Im Fall der mutmaßlich gefälschten Bioäquivalenzstudien des indischen Dienstleisters GVK Biosciences droht die Regierung in Neu-Delhi mit rechtlichen Schritten gegen die Europäische Union. Sollte diese ihre Entscheidung, 700 generische Präparate zu suspendieren, nicht aufheben, werde sich das Land an die Welthandelsorganisation (WTO) wenden.
Im Januar hatte die Europäische Arzneimittelagentur (EMA) entschieden, hunderte Zulassungen auszusetzen, die auf der Grundlage von Bioäquivalenzstudien von GVK erlassen worden waren. Einen Monat zuvor hatten das Bundesinstitut für Arzneimittel und Medizinprodukte (BfArM) sowie die französischen, belgischen und luxemburgischen Behörden den Verkauf entsprechender generischer Präparate gestoppt.
Formal muss die EU-Kommission die EMA-Empfehlung bestätigen. Diese Entscheidung steht bislang aus: Wegen der Anträge einiger Hersteller auf Überprüfung werde die endgültige Stellungnahme der Experten abgewartet. Mit dieser rechnen EMA und Kommission bis Mai.
Reuters zufolge rief die indische Regierung nach einer Beschwerde von GKV noch im vergangenen Jahr eine unabhängige Expertengruppe zusammen, um den Fall zu untersuchen. Dabei seien keine Manipulationen gefunden worden, so GVK-Geschäftsführer Manni Kantipudi gegenüber der Nachrichtenagentur. Entsprechende Beweise, dass die klinischen Studien korrekt verliefen, seien der europäischen und der französischen Behörde übermittelt worden.
Im Februar und März hat laut Reuters eine indische Regierungsdelegation die europäischen Behörden getroffen und gebeten, die Aussetzung der Zulassungen zu überdenken.

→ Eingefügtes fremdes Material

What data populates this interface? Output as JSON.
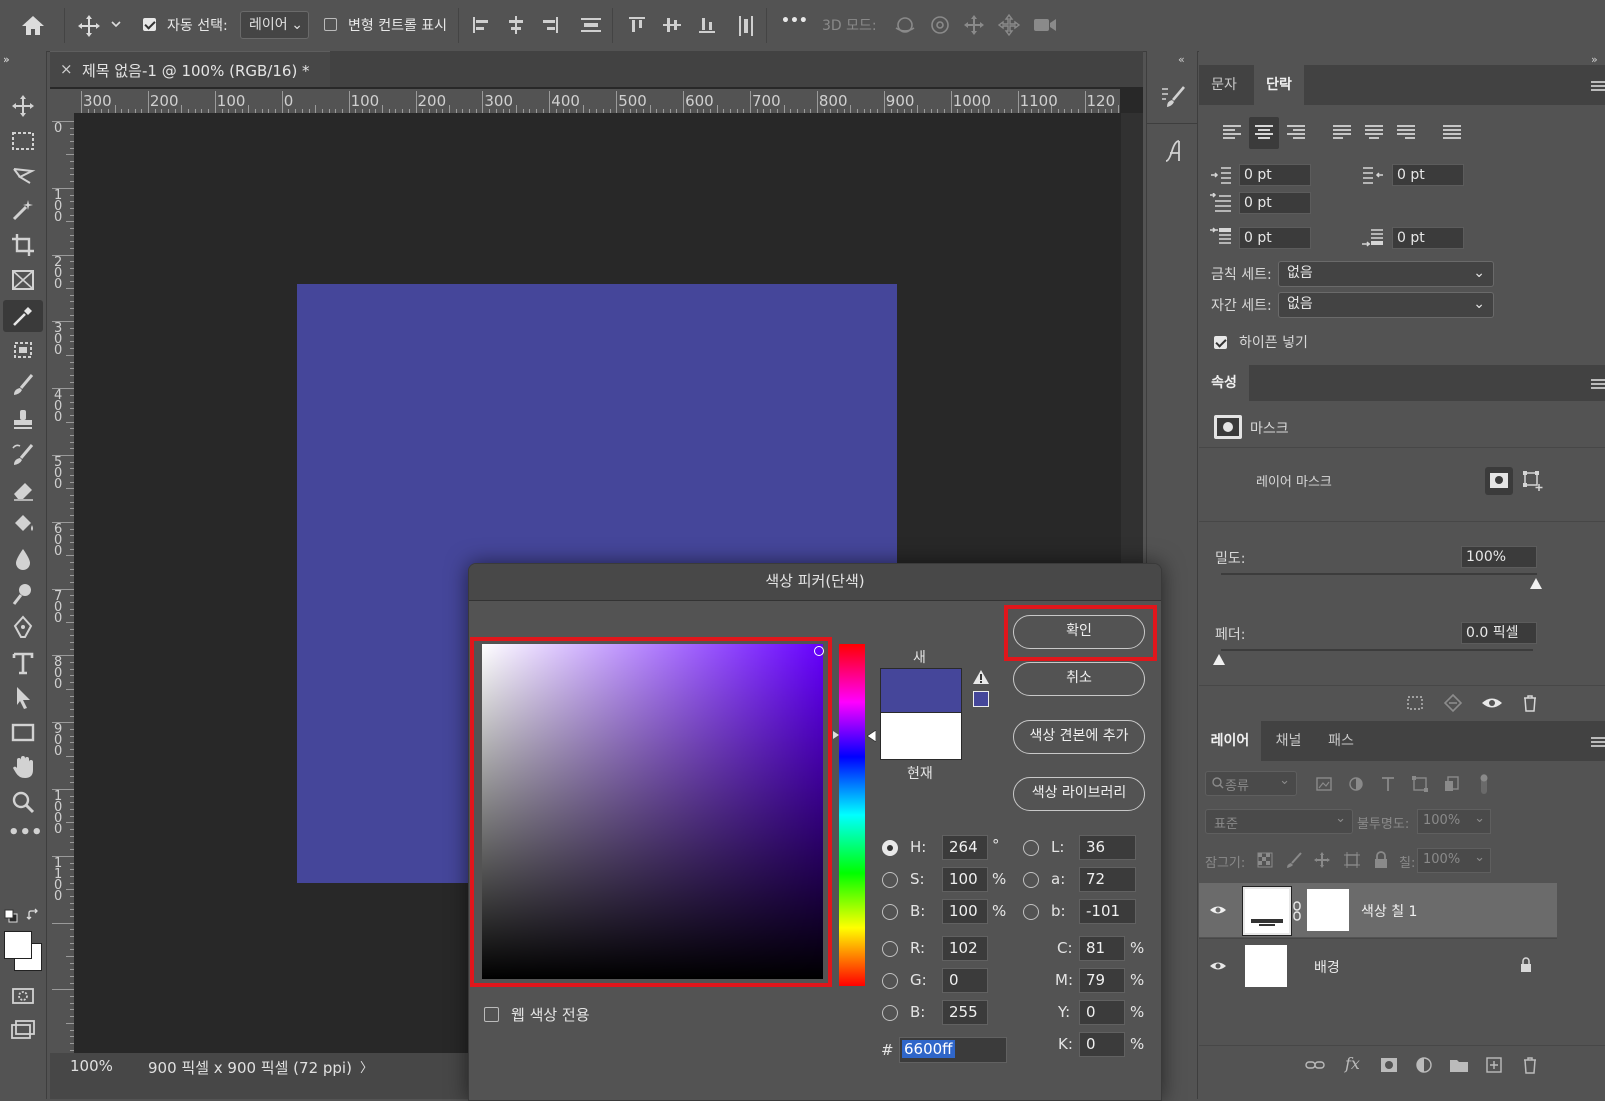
{
  "options_bar": {
    "auto_select_label": "자동 선택:",
    "auto_select_checked": true,
    "auto_select_target": "레이어",
    "transform_controls_label": "변형 컨트롤 표시",
    "transform_controls_checked": false,
    "more_label": "•••",
    "mode_3d_label": "3D 모드:"
  },
  "document": {
    "tab_close": "×",
    "tab_title": "제목 없음-1 @ 100% (RGB/16) *",
    "ruler_top": [
      "300",
      "200",
      "100",
      "0",
      "100",
      "200",
      "300",
      "400",
      "500",
      "600",
      "700",
      "800",
      "900",
      "1000",
      "1100",
      "120"
    ],
    "ruler_left": [
      "0",
      "100",
      "200",
      "300",
      "400",
      "500",
      "600",
      "700",
      "800",
      "900",
      "1000",
      "1100"
    ],
    "canvas_color": "#45469a",
    "zoom": "100%",
    "doc_info": "900 픽셀 x 900 픽셀 (72 ppi)",
    "status_arrow": "〉"
  },
  "paragraph_panel": {
    "tabs": [
      "문자",
      "단락"
    ],
    "active_tab": "단락",
    "indent_left": "0 pt",
    "indent_right": "0 pt",
    "indent_first": "0 pt",
    "space_before": "0 pt",
    "space_after": "0 pt",
    "kinsoku_label": "금칙 세트:",
    "kinsoku_value": "없음",
    "mojikumi_label": "자간 세트:",
    "mojikumi_value": "없음",
    "hyphenate_label": "하이픈 넣기",
    "hyphenate_checked": true
  },
  "properties_panel": {
    "title": "속성",
    "mask_label": "마스크",
    "layer_mask_label": "레이어 마스크",
    "density_label": "밀도:",
    "density_value": "100%",
    "feather_label": "페더:",
    "feather_value": "0.0 픽셀"
  },
  "layers_panel": {
    "tabs": [
      "레이어",
      "채널",
      "패스"
    ],
    "active_tab": "레이어",
    "filter_kind": "종류",
    "blend_mode": "표준",
    "opacity_label": "불투명도:",
    "opacity_value": "100%",
    "lock_label": "잠그기:",
    "fill_label": "칠:",
    "fill_value": "100%",
    "layers": [
      {
        "name": "색상 칠 1",
        "selected": true
      },
      {
        "name": "배경",
        "selected": false
      }
    ]
  },
  "color_picker": {
    "title": "색상 피커(단색)",
    "ok_label": "확인",
    "cancel_label": "취소",
    "add_swatch_label": "색상 견본에 추가",
    "libraries_label": "색상 라이브러리",
    "new_label": "새",
    "current_label": "현재",
    "new_color": "#45469a",
    "current_color": "#ffffff",
    "web_only_label": "웹 색상 전용",
    "web_only_checked": false,
    "hue_degrees": 264,
    "fields": {
      "H": "264",
      "S": "100",
      "B": "100",
      "R": "102",
      "G": "0",
      "B2": "255",
      "L": "36",
      "a": "72",
      "b": "-101",
      "C": "81",
      "M": "79",
      "Y": "0",
      "K": "0"
    },
    "labels": {
      "H": "H:",
      "S": "S:",
      "B": "B:",
      "R": "R:",
      "G": "G:",
      "B2": "B:",
      "L": "L:",
      "a": "a:",
      "b": "b:",
      "C": "C:",
      "M": "M:",
      "Y": "Y:",
      "K": "K:"
    },
    "units": {
      "deg": "°",
      "pct": "%"
    },
    "hex_label": "#",
    "hex": "6600ff",
    "highlight_color": "#e0161b"
  }
}
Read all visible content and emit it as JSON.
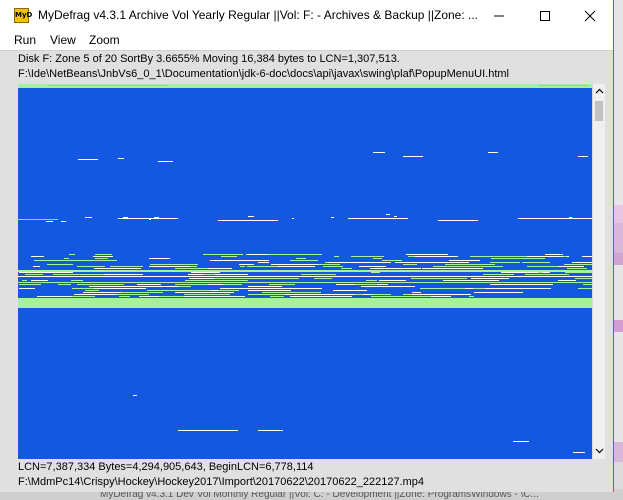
{
  "window": {
    "title": "MyDefrag v4.3.1    Archive Vol Yearly Regular ||Vol: F: - Archives & Backup ||Zone: ...",
    "app_icon_text": "MyD",
    "controls": {
      "minimize": "minimize-icon",
      "maximize": "maximize-icon",
      "close": "close-icon"
    }
  },
  "menu": {
    "items": [
      {
        "label": "Run"
      },
      {
        "label": "View"
      },
      {
        "label": "Zoom"
      }
    ]
  },
  "status": {
    "line1": "Disk F:   Zone 5 of 20   SortBy   3.6655%   Moving 16,384 bytes to LCN=1,307,513.",
    "line2": "F:\\Ide\\NetBeans\\JnbVs6_0_1\\Documentation\\jdk-6-doc\\docs\\api\\javax\\swing\\plaf\\PopupMenuUI.html",
    "line3": "LCN=7,387,334     Bytes=4,294,905,643,  BeginLCN=6,778,114",
    "line4": "F:\\MdmPc14\\Crispy\\Hockey\\Hockey2017\\Import\\20170622\\20170622_222127.mp4"
  },
  "diskmap": {
    "colors": {
      "free": "#1457e0",
      "file": "#ffffff",
      "moved": "#a7f0a0",
      "fragment": "#f2c200"
    }
  },
  "background": {
    "taskbar_text": "MyDefrag v4.3.1   Dev Vol Monthly Regular ||Vol: C: - Development ||Zone: ProgramsWindows - \\C..."
  }
}
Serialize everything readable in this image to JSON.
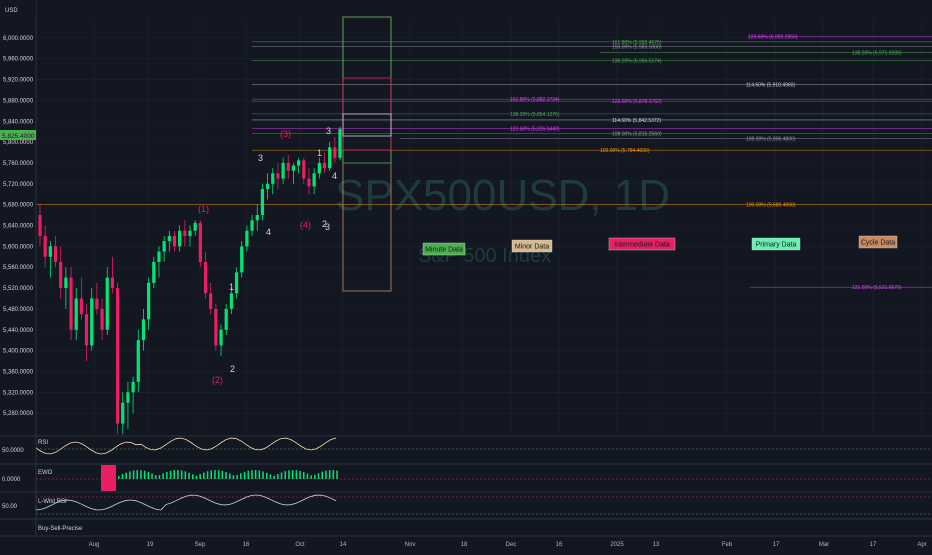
{
  "header": {
    "currency": "USD",
    "current_price": "5,825.4000"
  },
  "watermark": {
    "symbol": "SPX500USD, 1D",
    "name": "S&P 500 Index"
  },
  "price_axis": {
    "min": 5240,
    "max": 6040,
    "labels": [
      "6,000.0000",
      "5,960.0000",
      "5,920.0000",
      "5,880.0000",
      "5,840.0000",
      "5,800.0000",
      "5,760.0000",
      "5,720.0000",
      "5,680.0000",
      "5,640.0000",
      "5,600.0000",
      "5,560.0000",
      "5,520.0000",
      "5,480.0000",
      "5,440.0000",
      "5,400.0000",
      "5,360.0000",
      "5,320.0000",
      "5,280.0000"
    ],
    "values": [
      6000,
      5960,
      5920,
      5880,
      5840,
      5800,
      5760,
      5720,
      5680,
      5640,
      5600,
      5560,
      5520,
      5480,
      5440,
      5400,
      5360,
      5320,
      5280
    ]
  },
  "time_axis": {
    "labels": [
      "Aug",
      "19",
      "Sep",
      "16",
      "Oct",
      "14",
      "Nov",
      "18",
      "Dec",
      "16",
      "2025",
      "13",
      "Feb",
      "17",
      "Mar",
      "17",
      "Apr"
    ]
  },
  "chart_data": {
    "type": "candlestick",
    "title": "SPX500USD, 1D",
    "ylim": [
      5240,
      6040
    ],
    "bars": [
      [
        5660,
        5680,
        5600,
        5620
      ],
      [
        5620,
        5640,
        5560,
        5580
      ],
      [
        5580,
        5610,
        5540,
        5600
      ],
      [
        5600,
        5620,
        5560,
        5570
      ],
      [
        5570,
        5600,
        5500,
        5520
      ],
      [
        5520,
        5560,
        5480,
        5540
      ],
      [
        5540,
        5560,
        5420,
        5440
      ],
      [
        5440,
        5520,
        5420,
        5500
      ],
      [
        5500,
        5540,
        5460,
        5470
      ],
      [
        5470,
        5490,
        5380,
        5410
      ],
      [
        5410,
        5520,
        5400,
        5500
      ],
      [
        5500,
        5530,
        5470,
        5480
      ],
      [
        5480,
        5500,
        5420,
        5440
      ],
      [
        5440,
        5560,
        5430,
        5540
      ],
      [
        5540,
        5580,
        5510,
        5520
      ],
      [
        5520,
        5530,
        5240,
        5260
      ],
      [
        5260,
        5320,
        5200,
        5300
      ],
      [
        5300,
        5340,
        5250,
        5320
      ],
      [
        5320,
        5350,
        5280,
        5340
      ],
      [
        5340,
        5440,
        5320,
        5420
      ],
      [
        5420,
        5480,
        5400,
        5460
      ],
      [
        5460,
        5540,
        5440,
        5530
      ],
      [
        5530,
        5580,
        5520,
        5570
      ],
      [
        5570,
        5600,
        5540,
        5590
      ],
      [
        5590,
        5620,
        5570,
        5610
      ],
      [
        5610,
        5630,
        5590,
        5620
      ],
      [
        5620,
        5630,
        5590,
        5600
      ],
      [
        5600,
        5640,
        5590,
        5630
      ],
      [
        5630,
        5650,
        5600,
        5620
      ],
      [
        5620,
        5640,
        5600,
        5630
      ],
      [
        5630,
        5650,
        5620,
        5645
      ],
      [
        5645,
        5650,
        5560,
        5570
      ],
      [
        5570,
        5590,
        5500,
        5510
      ],
      [
        5510,
        5530,
        5470,
        5480
      ],
      [
        5480,
        5490,
        5400,
        5410
      ],
      [
        5410,
        5450,
        5390,
        5440
      ],
      [
        5440,
        5490,
        5430,
        5480
      ],
      [
        5480,
        5520,
        5470,
        5510
      ],
      [
        5510,
        5560,
        5500,
        5550
      ],
      [
        5550,
        5610,
        5540,
        5600
      ],
      [
        5600,
        5640,
        5590,
        5630
      ],
      [
        5630,
        5660,
        5620,
        5650
      ],
      [
        5650,
        5680,
        5630,
        5660
      ],
      [
        5660,
        5720,
        5650,
        5710
      ],
      [
        5710,
        5740,
        5690,
        5720
      ],
      [
        5720,
        5750,
        5700,
        5740
      ],
      [
        5740,
        5760,
        5710,
        5730
      ],
      [
        5730,
        5770,
        5720,
        5760
      ],
      [
        5760,
        5775,
        5730,
        5745
      ],
      [
        5745,
        5760,
        5720,
        5755
      ],
      [
        5755,
        5770,
        5740,
        5765
      ],
      [
        5765,
        5770,
        5720,
        5730
      ],
      [
        5730,
        5750,
        5700,
        5715
      ],
      [
        5715,
        5750,
        5700,
        5740
      ],
      [
        5740,
        5770,
        5730,
        5760
      ],
      [
        5760,
        5780,
        5740,
        5750
      ],
      [
        5750,
        5800,
        5745,
        5790
      ],
      [
        5790,
        5810,
        5760,
        5770
      ],
      [
        5770,
        5830,
        5765,
        5825
      ]
    ],
    "fib_levels": [
      {
        "label": "123.60% (6,002.2360)",
        "value": 6002.236,
        "color": "#e040fb"
      },
      {
        "label": "161.80% (5,992.4676)",
        "value": 5992.4676,
        "color": "#4caf50"
      },
      {
        "label": "150.00% (5,983.5000)",
        "value": 5983.5,
        "color": "#9598a1"
      },
      {
        "label": "138.20% (5,971.9289)",
        "value": 5971.9289,
        "color": "#4caf50"
      },
      {
        "label": "138.20% (5,956.5174)",
        "value": 5956.5174,
        "color": "#4caf50"
      },
      {
        "label": "114.60% (5,910.4960)",
        "value": 5910.496,
        "color": "#d1d4dc"
      },
      {
        "label": "161.80% (5,882.3724)",
        "value": 5882.3724,
        "color": "#e040fb"
      },
      {
        "label": "123.60% (5,878.3752)",
        "value": 5878.3752,
        "color": "#e040fb"
      },
      {
        "label": "138.20% (5,854.1276)",
        "value": 5854.1276,
        "color": "#4caf50"
      },
      {
        "label": "114.60% (5,842.5372)",
        "value": 5842.5372,
        "color": "#d1d4dc"
      },
      {
        "label": "123.60% (5,826.5440)",
        "value": 5826.544,
        "color": "#e040fb"
      },
      {
        "label": "108.00% (5,816.2560)",
        "value": 5816.256,
        "color": "#9598a1"
      },
      {
        "label": "108.00% (5,806.4800)",
        "value": 5806.48,
        "color": "#9598a1"
      },
      {
        "label": "100.00% (5,784.4000)",
        "value": 5784.4,
        "color": "#ff9800"
      },
      {
        "label": "100.00% (5,680.4000)",
        "value": 5680.4,
        "color": "#ff9800"
      },
      {
        "label": "131.50% (5,521.6670)",
        "value": 5521.667,
        "color": "#e040fb"
      }
    ]
  },
  "wave_labels": [
    {
      "text": "(1)",
      "color": "#e91e63"
    },
    {
      "text": "(2)",
      "color": "#e91e63"
    },
    {
      "text": "(3)",
      "color": "#e91e63"
    },
    {
      "text": "(4)",
      "color": "#e91e63"
    },
    {
      "text": "1",
      "color": "#d1d4dc"
    },
    {
      "text": "2",
      "color": "#d1d4dc"
    },
    {
      "text": "3",
      "color": "#d1d4dc"
    },
    {
      "text": "4",
      "color": "#d1d4dc"
    },
    {
      "text": "1",
      "color": "#d1d4dc"
    },
    {
      "text": "2",
      "color": "#d1d4dc"
    },
    {
      "text": "3",
      "color": "#d1d4dc"
    },
    {
      "text": "4",
      "color": "#d1d4dc"
    },
    {
      "text": "3",
      "color": "#d1d4dc"
    }
  ],
  "data_boxes": [
    {
      "label": "Minute Data",
      "bg": "#4caf50",
      "fg": "#131722"
    },
    {
      "label": "Minor Data",
      "bg": "#d7b98e",
      "fg": "#131722"
    },
    {
      "label": "Intermediate Data",
      "bg": "#e91e63",
      "fg": "#131722"
    },
    {
      "label": "Primary Data",
      "bg": "#69f0ae",
      "fg": "#131722"
    },
    {
      "label": "Cycle Data",
      "bg": "#c98b5e",
      "fg": "#131722"
    }
  ],
  "indicators": {
    "rsi": {
      "label": "RSI",
      "value": "50.0000"
    },
    "ewo": {
      "label": "EWO",
      "value": "0.0000"
    },
    "rsi2": {
      "label": "L-Wild RSI",
      "value": "50.00"
    },
    "buysell": {
      "label": "Buy-Sell-Precise"
    }
  },
  "colors": {
    "up": "#00e676",
    "down": "#e91e63",
    "background": "#131722",
    "grid": "#2a2e39"
  }
}
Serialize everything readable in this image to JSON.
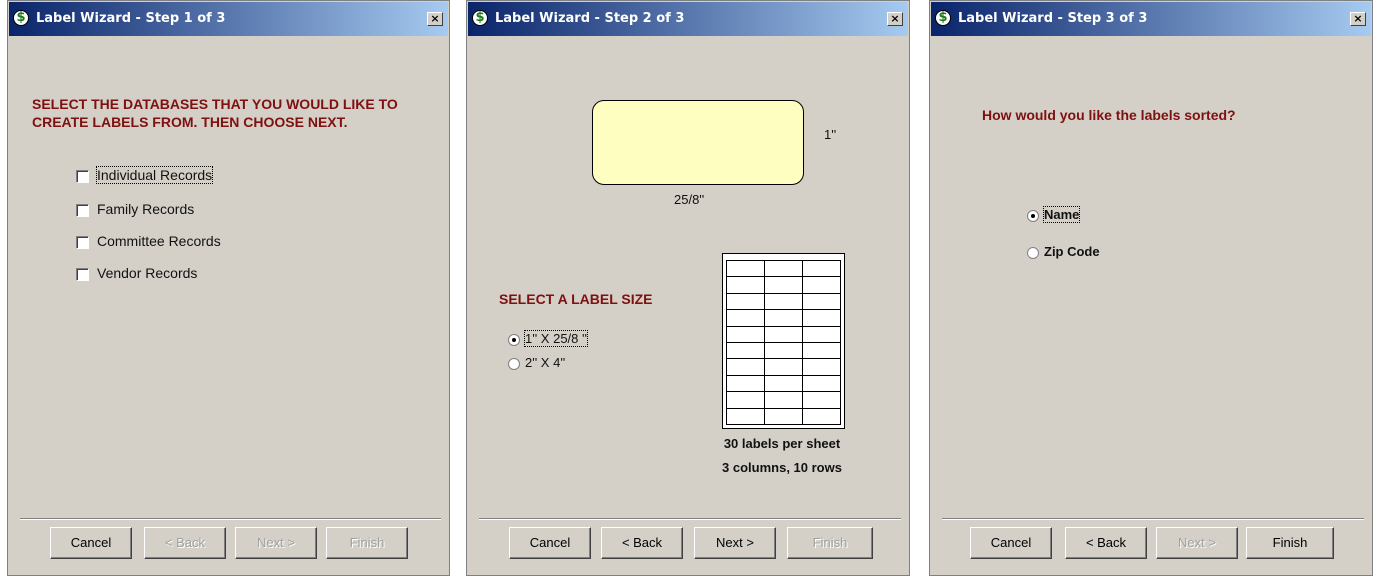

Geschehe dies nicht, sei man bereit, kommerzielle und rechtliche Schritte zu gehen: So würde man sich an die WTO wenden, sagte Indiens Handelsminister Rajeev Kherp gegenüber der lokalen Tageszeitung Hindu Businessline. „Es gibt einige rechtliche Möglichkeiten, aber wir werden sehen, was bei diesen diplomatischen Gesprächen herauskommt, und dann werden wir und das Handelsministerium entscheiden, was zu tun ist.“
Hintergrund der europaweiten Ruhensanordnung war eine Inspektion des Unternehmens durch die französische Arzneimittelbehörde ANSM. Dabei waren der Behörde zufolge erhebliche Mängel bei der Studiendurchführung und der Datenvalidität festgestellt worden. In allen neun untersuchten Studien sollen Elektrokardiogramme gefälscht worden sein.
Das BfArM hatte bereits Ende vergangenen Jahres insgesamt 176 Zulassungen geprüft, zu denen zwischen 2008 und 2014 Studien bei GVK durchgeführt worden waren. Nachdem anfangs 80 Arzneimittel für nicht verkehrsfähig erklärt wurden, blieben nach erfolgreichen Einlassungen der Hersteller – etwa zu Candesartan/HCT, Irbesartan, Irbesartan/HCT und Venlafaxin von Heumann, Levetiracetam von Hormosan, Esomeprapzol von Mylan dura und Tacpan (Tacrolimus) von Panacea – noch 53 Einträge.
Bei 19 davon haben die Widersprüche der Hersteller bis auf Weiteres aufschiebende Wirkung, das heißt, die Präparate können vertrieben werden. Weitere 19 dürfen nicht in Verkehr gebracht werden, weil das Ruhen der Zulassung rechtskräftig ist. Bei den übrigen haben die Hersteller keinen Widerspruch eingelegt, sodass die Zulassungen ruhen.
Seit dem 12. März ist die BfArM-Liste unverändert. Auch beim europäischen Verfahren haben die betroffenen Hersteller die Möglichkeit, eine „Re-Examination“ zu beantragen.
Die EMA geht wegen der langen Zeit sowie der großen Zahl der beteiligten Mitarbeiter von einem systematischen Ansatz aus und hegt generell Zweifel an der Integrität der Arbeit bei GVK. Hinweise auf Gesundheitsgefahren gebe es aber nicht, so die EMA. Die Bundesregierung geht davon aus, dass es sich bei GVK um einen „seltenen Einzelfall“ handelt.